Sunday, 5 January 2014

Beyond voting: Why we can’t outsource change to netas

What a sad reflection on the Delhi voter that a 67 percent turnout in an assembly election is being hailed as record-breaking and historic. The missing names in the voters’ lists and other glitches that prevented people from voting would not have made more than a difference of a few percentage points. It is the lowest voter turnout in the country (as it has always been) from a place where whining by the people is perhaps the highest.
Those lower down in the class hierarchy – the lower middle class and the poor – have always made up the bulk of the voters in Delhi. It is the relatively better-off and the well-heeled who preferred to grumble about The System in the comfort of their homes instead of actually getting out and doing something about it, even if it is just to take a couple of hours off on a holiday to stand in a queue and vote. They didn’t need to, because they could manage The System, regardless of who was in power. Maybe this section also came out to vote this year.
Various explanations are being offered for this year’s high turnout – the galvanising chutzpah of the Aam Aadmi Party, the Narendra Modi appeal and the dissatisfaction with the Sheila Dikshit government – but one will have to wait for the results to see which of these proved decisive. But it isn’t about this year alone. Depressing as the voter turnout scenario is, one must perhaps take grudging cheer from the fact that it has been increasing over the years. Something is obviously changing.
But does this indicate a more active engagement with politics and democracy, as almost the entire commentary on this year’s phenomenon seems to suggest? Voting during elections is seen as sufficient for doing one’s duty by democracy. Once that is done, everyone retreats into their apathetic, insular worlds for another five years. That is where the problem lies.
Engagement with democracy cannot be merely a quinquennial affair involving pressing a button on a voting machine. It involves being in a constant state of alert and speaking out – on everything from overflowing drains to corruption in high places. It is about keeping the pressure on elected representatives through the five years and not just at the end of that period.
It is also about the way we engage with our immediate environs, taking responsibility for our actions or non-actions, as the case may be. There is little point in knowingly flouting the law and bribing officials to, say, build an unsafe structure and then blame only politicians and officials when disaster strikes.
There is little point in turning away when a woman is being harassed or not accompanying someone who has been to a police station and following up a complaint and then blaming the government for lack of women’s safety.
Harassment bribes can be fought; there are mechanisms for that. It requires putting up with some inconvenience. That’s not easy to do for a middle class that is sapped of all energy by the daily grind of living life in Delhi. But are we doing even the little bit that is possible?
There is little point in demanding the right to recall or that elected representatives be held accountable to us when we are not even willing to hold office-bearers of our resident welfare associations (RWAs) – who are far more accessible, since they are our neighbours – accountable. One can’t go lower than the RWA as far as building blocks of democracy are concerned. But attendance at general body meetings held once in three months (sometimes even less) to discuss the colony’s problems and how the RWA’s budget is to be spent is rarely more than 30 percent, across Delhi. As a result, most RWAs are dominated by a few groups, which run amok whenever they are in power, just like political parties and politicians do.

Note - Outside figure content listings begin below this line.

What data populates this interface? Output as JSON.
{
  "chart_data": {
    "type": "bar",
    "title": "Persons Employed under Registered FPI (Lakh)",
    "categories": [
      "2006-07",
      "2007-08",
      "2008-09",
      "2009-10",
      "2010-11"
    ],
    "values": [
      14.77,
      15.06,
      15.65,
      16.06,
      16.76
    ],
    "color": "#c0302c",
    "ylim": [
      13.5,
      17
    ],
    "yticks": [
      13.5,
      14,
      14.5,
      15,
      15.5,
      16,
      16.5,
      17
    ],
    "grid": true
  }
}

Given this attitude, what is the guarantee that people will actively participate in the mohalla samitis that the Aam Aadmi Party has promised to set up? The proposal involves dividing assembly constituencies into zones (based broadly on municipal wards) and holding regular town hall kind of meetings which all residents of that zone can attend and discuss how the budget for that zone should be spent. It could, as supporters claim, deepen democracy by involving people more closely in the governance process, something they are excluded from currently. Or it could lead to anarchy, as critics insist. But given the high levels of public indifference, will either of these assertions even get a chance of being tested?

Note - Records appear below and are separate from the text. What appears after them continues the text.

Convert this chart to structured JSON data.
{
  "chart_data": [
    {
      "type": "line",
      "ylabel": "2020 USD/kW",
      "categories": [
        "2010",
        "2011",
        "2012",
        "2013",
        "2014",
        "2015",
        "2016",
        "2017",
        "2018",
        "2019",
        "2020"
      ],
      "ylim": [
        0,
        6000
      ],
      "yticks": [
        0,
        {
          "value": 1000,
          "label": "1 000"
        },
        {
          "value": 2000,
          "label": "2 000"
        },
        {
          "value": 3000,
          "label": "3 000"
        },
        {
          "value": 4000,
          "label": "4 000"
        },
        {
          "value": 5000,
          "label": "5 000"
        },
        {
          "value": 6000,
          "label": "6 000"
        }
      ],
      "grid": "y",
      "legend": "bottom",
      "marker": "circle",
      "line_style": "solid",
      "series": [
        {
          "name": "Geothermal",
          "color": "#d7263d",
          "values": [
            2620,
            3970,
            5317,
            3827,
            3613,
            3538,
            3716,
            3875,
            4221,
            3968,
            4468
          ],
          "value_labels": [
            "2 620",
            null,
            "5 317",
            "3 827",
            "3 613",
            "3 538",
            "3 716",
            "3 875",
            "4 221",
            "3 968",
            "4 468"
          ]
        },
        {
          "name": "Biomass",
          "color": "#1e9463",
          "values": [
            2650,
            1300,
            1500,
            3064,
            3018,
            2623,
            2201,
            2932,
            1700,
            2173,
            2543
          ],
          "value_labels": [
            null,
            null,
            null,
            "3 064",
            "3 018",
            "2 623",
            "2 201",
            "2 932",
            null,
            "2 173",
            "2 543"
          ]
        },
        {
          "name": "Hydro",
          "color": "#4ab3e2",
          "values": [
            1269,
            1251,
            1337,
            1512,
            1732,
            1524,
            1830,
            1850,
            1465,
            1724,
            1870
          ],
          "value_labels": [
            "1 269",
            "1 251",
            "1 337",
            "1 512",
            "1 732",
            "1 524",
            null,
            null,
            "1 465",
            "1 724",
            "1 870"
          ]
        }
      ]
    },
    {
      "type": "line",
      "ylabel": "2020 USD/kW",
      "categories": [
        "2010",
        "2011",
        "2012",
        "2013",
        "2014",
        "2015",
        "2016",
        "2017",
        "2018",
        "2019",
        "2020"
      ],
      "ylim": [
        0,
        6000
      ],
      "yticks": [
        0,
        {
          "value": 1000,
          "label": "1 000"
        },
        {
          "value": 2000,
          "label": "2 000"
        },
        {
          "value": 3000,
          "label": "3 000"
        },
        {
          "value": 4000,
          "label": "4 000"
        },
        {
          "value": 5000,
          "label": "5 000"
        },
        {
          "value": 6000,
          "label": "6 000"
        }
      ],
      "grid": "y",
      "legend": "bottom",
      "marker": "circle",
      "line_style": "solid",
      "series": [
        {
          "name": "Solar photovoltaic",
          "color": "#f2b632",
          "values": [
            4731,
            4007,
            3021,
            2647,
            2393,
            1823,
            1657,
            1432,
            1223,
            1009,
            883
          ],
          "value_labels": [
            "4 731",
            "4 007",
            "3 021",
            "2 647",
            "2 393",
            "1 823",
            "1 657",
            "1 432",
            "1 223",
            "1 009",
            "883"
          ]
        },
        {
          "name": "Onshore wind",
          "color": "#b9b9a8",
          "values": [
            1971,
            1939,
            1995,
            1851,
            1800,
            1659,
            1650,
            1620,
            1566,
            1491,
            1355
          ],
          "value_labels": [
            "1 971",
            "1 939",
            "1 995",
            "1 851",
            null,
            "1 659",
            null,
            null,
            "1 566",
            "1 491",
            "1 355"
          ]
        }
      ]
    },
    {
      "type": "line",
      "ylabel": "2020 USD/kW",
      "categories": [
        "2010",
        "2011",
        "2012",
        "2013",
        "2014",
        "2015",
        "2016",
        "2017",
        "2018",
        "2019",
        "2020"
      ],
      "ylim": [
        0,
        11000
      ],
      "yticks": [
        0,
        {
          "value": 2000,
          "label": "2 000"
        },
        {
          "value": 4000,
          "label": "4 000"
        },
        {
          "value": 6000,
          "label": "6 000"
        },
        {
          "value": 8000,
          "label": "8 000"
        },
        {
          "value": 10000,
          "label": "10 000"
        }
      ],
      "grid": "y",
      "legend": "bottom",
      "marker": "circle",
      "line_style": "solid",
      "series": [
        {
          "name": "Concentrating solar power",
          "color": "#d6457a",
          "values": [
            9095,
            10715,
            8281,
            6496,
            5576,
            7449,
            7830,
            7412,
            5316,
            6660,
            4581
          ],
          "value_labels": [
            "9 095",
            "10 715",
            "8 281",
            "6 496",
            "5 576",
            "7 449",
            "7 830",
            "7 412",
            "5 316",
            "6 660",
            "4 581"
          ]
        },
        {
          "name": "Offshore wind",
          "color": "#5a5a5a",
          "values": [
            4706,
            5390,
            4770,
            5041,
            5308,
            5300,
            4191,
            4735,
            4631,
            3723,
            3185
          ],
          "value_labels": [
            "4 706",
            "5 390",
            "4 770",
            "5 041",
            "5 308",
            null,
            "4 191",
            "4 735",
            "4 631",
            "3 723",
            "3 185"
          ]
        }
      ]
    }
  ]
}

Change is not something that can be outsourced to a Narendra Modi or an Arvind Kejriwal or whoever else represents change at a particular point in time. They can come up with solutions for the macro issues, but it is the people who have to ensure that those solutions make a difference at the micro level. The leaders and political parties can bring in steps to bring corrupt officials in line, but they can’t come to your locality to supervise how roads are being built or see if officials are harassing someone for a bribe.

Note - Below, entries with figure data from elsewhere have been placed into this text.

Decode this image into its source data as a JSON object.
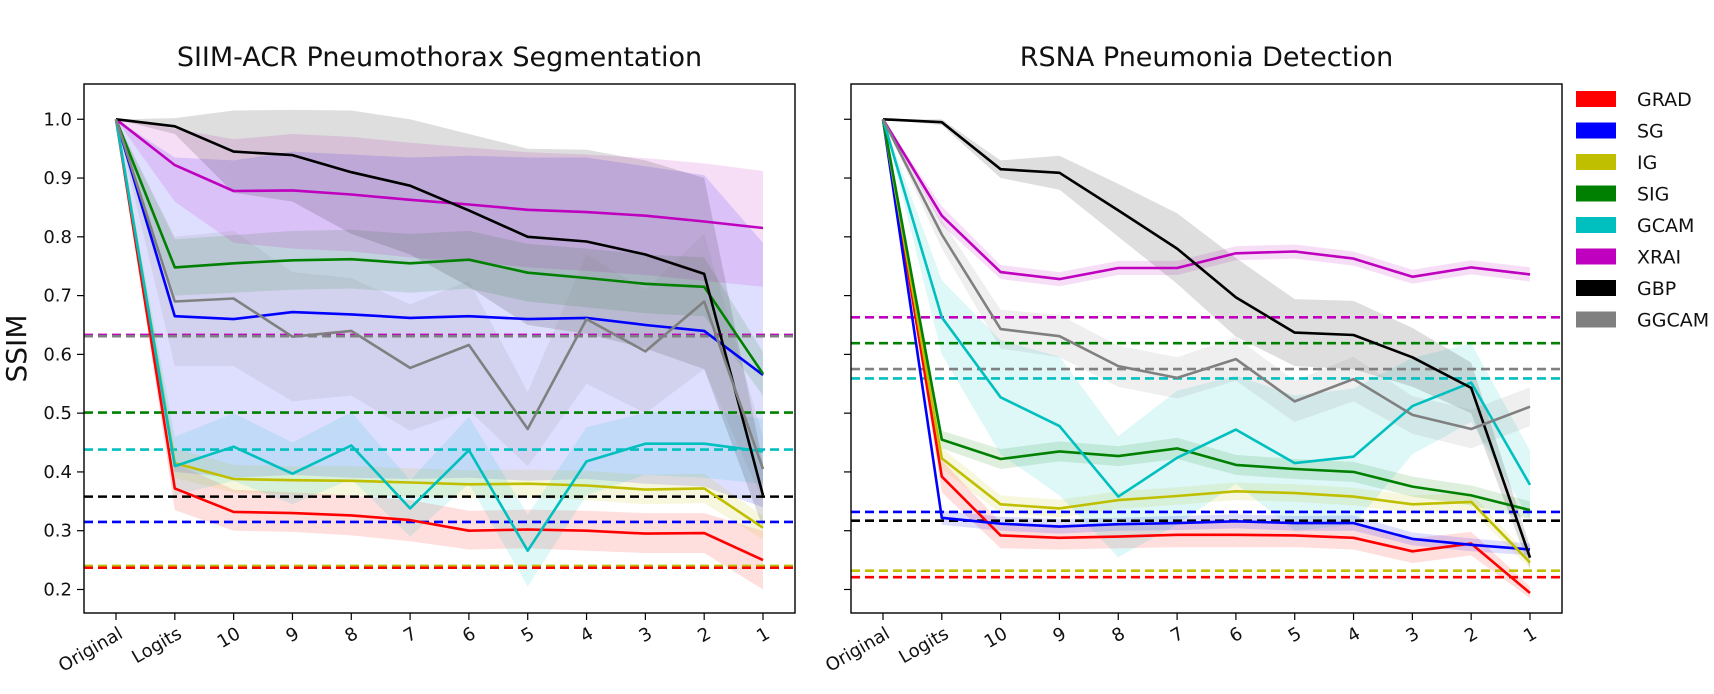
{
  "chart_data": [
    {
      "type": "line",
      "title": "SIIM-ACR Pneumothorax Segmentation",
      "xlabel": "",
      "ylabel": "SSIM",
      "categories": [
        "Original",
        "Logits",
        "10",
        "9",
        "8",
        "7",
        "6",
        "5",
        "4",
        "3",
        "2",
        "1"
      ],
      "ylim": [
        0.16,
        1.06
      ],
      "yticks": [
        0.2,
        0.3,
        0.4,
        0.5,
        0.6,
        0.7,
        0.8,
        0.9,
        1.0
      ],
      "ytick_labels": [
        "0.2",
        "0.3",
        "0.4",
        "0.5",
        "0.6",
        "0.7",
        "0.8",
        "0.9",
        "1.0"
      ],
      "series": [
        {
          "name": "GRAD",
          "color": "#ff0000",
          "values": [
            1.0,
            0.372,
            0.332,
            0.33,
            0.326,
            0.318,
            0.3,
            0.302,
            0.3,
            0.295,
            0.296,
            0.25
          ],
          "lower": [
            1.0,
            0.335,
            0.3,
            0.298,
            0.292,
            0.282,
            0.268,
            0.27,
            0.266,
            0.262,
            0.262,
            0.2
          ],
          "upper": [
            1.0,
            0.415,
            0.37,
            0.365,
            0.36,
            0.352,
            0.334,
            0.336,
            0.334,
            0.33,
            0.33,
            0.3
          ]
        },
        {
          "name": "SG",
          "color": "#0000ff",
          "values": [
            1.0,
            0.665,
            0.66,
            0.672,
            0.668,
            0.662,
            0.665,
            0.66,
            0.662,
            0.65,
            0.64,
            0.565
          ],
          "lower": [
            1.0,
            0.4,
            0.39,
            0.395,
            0.39,
            0.388,
            0.39,
            0.385,
            0.388,
            0.38,
            0.375,
            0.34
          ],
          "upper": [
            1.0,
            0.935,
            0.93,
            0.945,
            0.94,
            0.935,
            0.938,
            0.935,
            0.935,
            0.92,
            0.905,
            0.79
          ]
        },
        {
          "name": "IG",
          "color": "#bfbf00",
          "values": [
            1.0,
            0.415,
            0.388,
            0.386,
            0.385,
            0.382,
            0.379,
            0.38,
            0.377,
            0.37,
            0.372,
            0.305
          ],
          "lower": [
            1.0,
            0.39,
            0.365,
            0.362,
            0.36,
            0.358,
            0.355,
            0.356,
            0.352,
            0.345,
            0.347,
            0.285
          ],
          "upper": [
            1.0,
            0.44,
            0.412,
            0.41,
            0.41,
            0.406,
            0.403,
            0.404,
            0.402,
            0.395,
            0.397,
            0.325
          ]
        },
        {
          "name": "SIG",
          "color": "#008000",
          "values": [
            1.0,
            0.748,
            0.755,
            0.76,
            0.762,
            0.755,
            0.761,
            0.739,
            0.73,
            0.72,
            0.715,
            0.567
          ],
          "lower": [
            1.0,
            0.7,
            0.705,
            0.71,
            0.712,
            0.705,
            0.712,
            0.69,
            0.68,
            0.67,
            0.665,
            0.53
          ],
          "upper": [
            1.0,
            0.796,
            0.803,
            0.81,
            0.812,
            0.805,
            0.81,
            0.788,
            0.78,
            0.77,
            0.765,
            0.604
          ]
        },
        {
          "name": "GCAM",
          "color": "#00bfbf",
          "values": [
            1.0,
            0.41,
            0.443,
            0.397,
            0.445,
            0.338,
            0.437,
            0.266,
            0.418,
            0.448,
            0.448,
            0.435
          ],
          "lower": [
            1.0,
            0.36,
            0.385,
            0.345,
            0.388,
            0.29,
            0.38,
            0.205,
            0.36,
            0.395,
            0.39,
            0.38
          ],
          "upper": [
            1.0,
            0.46,
            0.5,
            0.45,
            0.502,
            0.386,
            0.494,
            0.327,
            0.476,
            0.501,
            0.506,
            0.49
          ]
        },
        {
          "name": "XRAI",
          "color": "#bf00bf",
          "values": [
            1.0,
            0.922,
            0.878,
            0.879,
            0.872,
            0.863,
            0.855,
            0.846,
            0.842,
            0.836,
            0.826,
            0.815
          ],
          "lower": [
            1.0,
            0.86,
            0.79,
            0.78,
            0.775,
            0.765,
            0.758,
            0.748,
            0.742,
            0.735,
            0.725,
            0.715
          ],
          "upper": [
            1.0,
            0.984,
            0.966,
            0.975,
            0.97,
            0.96,
            0.952,
            0.944,
            0.94,
            0.934,
            0.925,
            0.912
          ]
        },
        {
          "name": "GBP",
          "color": "#000000",
          "values": [
            1.0,
            0.988,
            0.945,
            0.939,
            0.91,
            0.887,
            0.845,
            0.8,
            0.792,
            0.77,
            0.737,
            0.36
          ],
          "lower": [
            1.0,
            0.975,
            0.875,
            0.86,
            0.805,
            0.77,
            0.715,
            0.65,
            0.635,
            0.61,
            0.575,
            0.305
          ],
          "upper": [
            1.0,
            1.002,
            1.015,
            1.016,
            1.015,
            1.0,
            0.975,
            0.95,
            0.948,
            0.93,
            0.9,
            0.415
          ]
        },
        {
          "name": "GGCAM",
          "color": "#808080",
          "values": [
            1.0,
            0.69,
            0.695,
            0.63,
            0.64,
            0.577,
            0.616,
            0.473,
            0.66,
            0.605,
            0.69,
            0.405
          ],
          "lower": [
            1.0,
            0.58,
            0.58,
            0.52,
            0.53,
            0.47,
            0.505,
            0.41,
            0.55,
            0.5,
            0.575,
            0.35
          ],
          "upper": [
            1.0,
            0.8,
            0.81,
            0.74,
            0.73,
            0.685,
            0.725,
            0.536,
            0.77,
            0.71,
            0.805,
            0.46
          ]
        }
      ],
      "baselines": [
        {
          "series": "XRAI",
          "value": 0.633
        },
        {
          "series": "GGCAM",
          "value": 0.631
        },
        {
          "series": "SIG",
          "value": 0.501
        },
        {
          "series": "GCAM",
          "value": 0.438
        },
        {
          "series": "GBP",
          "value": 0.358
        },
        {
          "series": "SG",
          "value": 0.315
        },
        {
          "series": "IG",
          "value": 0.24
        },
        {
          "series": "GRAD",
          "value": 0.237
        }
      ]
    },
    {
      "type": "line",
      "title": "RSNA Pneumonia Detection",
      "xlabel": "",
      "ylabel": "",
      "categories": [
        "Original",
        "Logits",
        "10",
        "9",
        "8",
        "7",
        "6",
        "5",
        "4",
        "3",
        "2",
        "1"
      ],
      "ylim": [
        0.16,
        1.06
      ],
      "yticks": [
        0.2,
        0.3,
        0.4,
        0.5,
        0.6,
        0.7,
        0.8,
        0.9,
        1.0
      ],
      "series": [
        {
          "name": "GRAD",
          "color": "#ff0000",
          "values": [
            1.0,
            0.392,
            0.292,
            0.288,
            0.29,
            0.293,
            0.293,
            0.292,
            0.288,
            0.265,
            0.278,
            0.194
          ],
          "lower": [
            1.0,
            0.365,
            0.27,
            0.268,
            0.27,
            0.272,
            0.272,
            0.272,
            0.268,
            0.245,
            0.258,
            0.185
          ],
          "upper": [
            1.0,
            0.42,
            0.314,
            0.31,
            0.312,
            0.315,
            0.315,
            0.314,
            0.31,
            0.287,
            0.298,
            0.205
          ]
        },
        {
          "name": "SG",
          "color": "#0000ff",
          "values": [
            1.0,
            0.322,
            0.312,
            0.307,
            0.311,
            0.313,
            0.316,
            0.313,
            0.313,
            0.286,
            0.276,
            0.268
          ],
          "lower": [
            1.0,
            0.31,
            0.3,
            0.295,
            0.3,
            0.301,
            0.304,
            0.3,
            0.3,
            0.275,
            0.265,
            0.258
          ],
          "upper": [
            1.0,
            0.334,
            0.324,
            0.32,
            0.322,
            0.325,
            0.328,
            0.325,
            0.326,
            0.297,
            0.287,
            0.278
          ]
        },
        {
          "name": "IG",
          "color": "#bfbf00",
          "values": [
            1.0,
            0.423,
            0.345,
            0.338,
            0.352,
            0.359,
            0.367,
            0.364,
            0.358,
            0.345,
            0.349,
            0.246
          ],
          "lower": [
            1.0,
            0.405,
            0.33,
            0.323,
            0.337,
            0.344,
            0.352,
            0.349,
            0.343,
            0.33,
            0.334,
            0.236
          ],
          "upper": [
            1.0,
            0.441,
            0.36,
            0.353,
            0.367,
            0.374,
            0.382,
            0.379,
            0.373,
            0.36,
            0.364,
            0.256
          ]
        },
        {
          "name": "SIG",
          "color": "#008000",
          "values": [
            1.0,
            0.455,
            0.422,
            0.435,
            0.427,
            0.44,
            0.412,
            0.405,
            0.4,
            0.375,
            0.36,
            0.335
          ],
          "lower": [
            1.0,
            0.44,
            0.405,
            0.418,
            0.41,
            0.422,
            0.395,
            0.388,
            0.383,
            0.358,
            0.343,
            0.32
          ],
          "upper": [
            1.0,
            0.47,
            0.439,
            0.452,
            0.444,
            0.458,
            0.429,
            0.422,
            0.417,
            0.392,
            0.377,
            0.35
          ]
        },
        {
          "name": "GCAM",
          "color": "#00bfbf",
          "values": [
            1.0,
            0.663,
            0.527,
            0.478,
            0.358,
            0.424,
            0.472,
            0.415,
            0.426,
            0.512,
            0.552,
            0.378
          ],
          "lower": [
            1.0,
            0.6,
            0.43,
            0.36,
            0.255,
            0.31,
            0.38,
            0.3,
            0.31,
            0.43,
            0.485,
            0.32
          ],
          "upper": [
            1.0,
            0.726,
            0.624,
            0.596,
            0.461,
            0.538,
            0.564,
            0.53,
            0.542,
            0.594,
            0.619,
            0.436
          ]
        },
        {
          "name": "XRAI",
          "color": "#bf00bf",
          "values": [
            1.0,
            0.836,
            0.74,
            0.728,
            0.747,
            0.747,
            0.772,
            0.775,
            0.763,
            0.732,
            0.748,
            0.736
          ],
          "lower": [
            1.0,
            0.82,
            0.728,
            0.716,
            0.735,
            0.735,
            0.76,
            0.763,
            0.751,
            0.72,
            0.736,
            0.724
          ],
          "upper": [
            1.0,
            0.852,
            0.752,
            0.74,
            0.759,
            0.759,
            0.784,
            0.787,
            0.775,
            0.744,
            0.76,
            0.748
          ]
        },
        {
          "name": "GBP",
          "color": "#000000",
          "values": [
            1.0,
            0.995,
            0.915,
            0.909,
            0.845,
            0.78,
            0.697,
            0.637,
            0.633,
            0.595,
            0.543,
            0.254
          ],
          "lower": [
            1.0,
            0.99,
            0.9,
            0.88,
            0.8,
            0.72,
            0.63,
            0.58,
            0.575,
            0.545,
            0.5,
            0.235
          ],
          "upper": [
            1.0,
            1.0,
            0.93,
            0.938,
            0.89,
            0.84,
            0.764,
            0.694,
            0.691,
            0.645,
            0.586,
            0.273
          ]
        },
        {
          "name": "GGCAM",
          "color": "#808080",
          "values": [
            1.0,
            0.804,
            0.643,
            0.631,
            0.58,
            0.56,
            0.592,
            0.52,
            0.558,
            0.497,
            0.473,
            0.511
          ],
          "lower": [
            1.0,
            0.78,
            0.61,
            0.595,
            0.545,
            0.525,
            0.555,
            0.485,
            0.52,
            0.465,
            0.44,
            0.478
          ],
          "upper": [
            1.0,
            0.828,
            0.676,
            0.667,
            0.615,
            0.595,
            0.629,
            0.555,
            0.596,
            0.529,
            0.506,
            0.544
          ]
        }
      ],
      "baselines": [
        {
          "series": "XRAI",
          "value": 0.663
        },
        {
          "series": "SIG",
          "value": 0.619
        },
        {
          "series": "GGCAM",
          "value": 0.575
        },
        {
          "series": "GCAM",
          "value": 0.559
        },
        {
          "series": "SG",
          "value": 0.332
        },
        {
          "series": "GBP",
          "value": 0.317
        },
        {
          "series": "IG",
          "value": 0.232
        },
        {
          "series": "GRAD",
          "value": 0.221
        }
      ]
    }
  ],
  "legend": {
    "placement": "right",
    "entries": [
      {
        "name": "GRAD",
        "color": "#ff0000"
      },
      {
        "name": "SG",
        "color": "#0000ff"
      },
      {
        "name": "IG",
        "color": "#bfbf00"
      },
      {
        "name": "SIG",
        "color": "#008000"
      },
      {
        "name": "GCAM",
        "color": "#00bfbf"
      },
      {
        "name": "XRAI",
        "color": "#bf00bf"
      },
      {
        "name": "GBP",
        "color": "#000000"
      },
      {
        "name": "GGCAM",
        "color": "#808080"
      }
    ]
  }
}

The change that they represent and perhaps facilitate will come only when individuals shake off their ennui and put the systems they may set up to good use. When we refuse to pay a bribe even if it means harassment. When we follow up repeatedly on a faulty public works project. Are we ready for that? Or will we go about our lives as usual and then, at the end of five years, blame Modi or Kejriwal for failure to bring change and then look for some other messiah?
The record voter turnout in Delhi is a cause for celebration only if it is a tentative first step towards a more active citizenship and a more sustained engagement with governance systems, inconvenient as they may be. Only that will lead to sustainable change, set the foundation for an entirely different kind of politics lead to a deepening of democracy.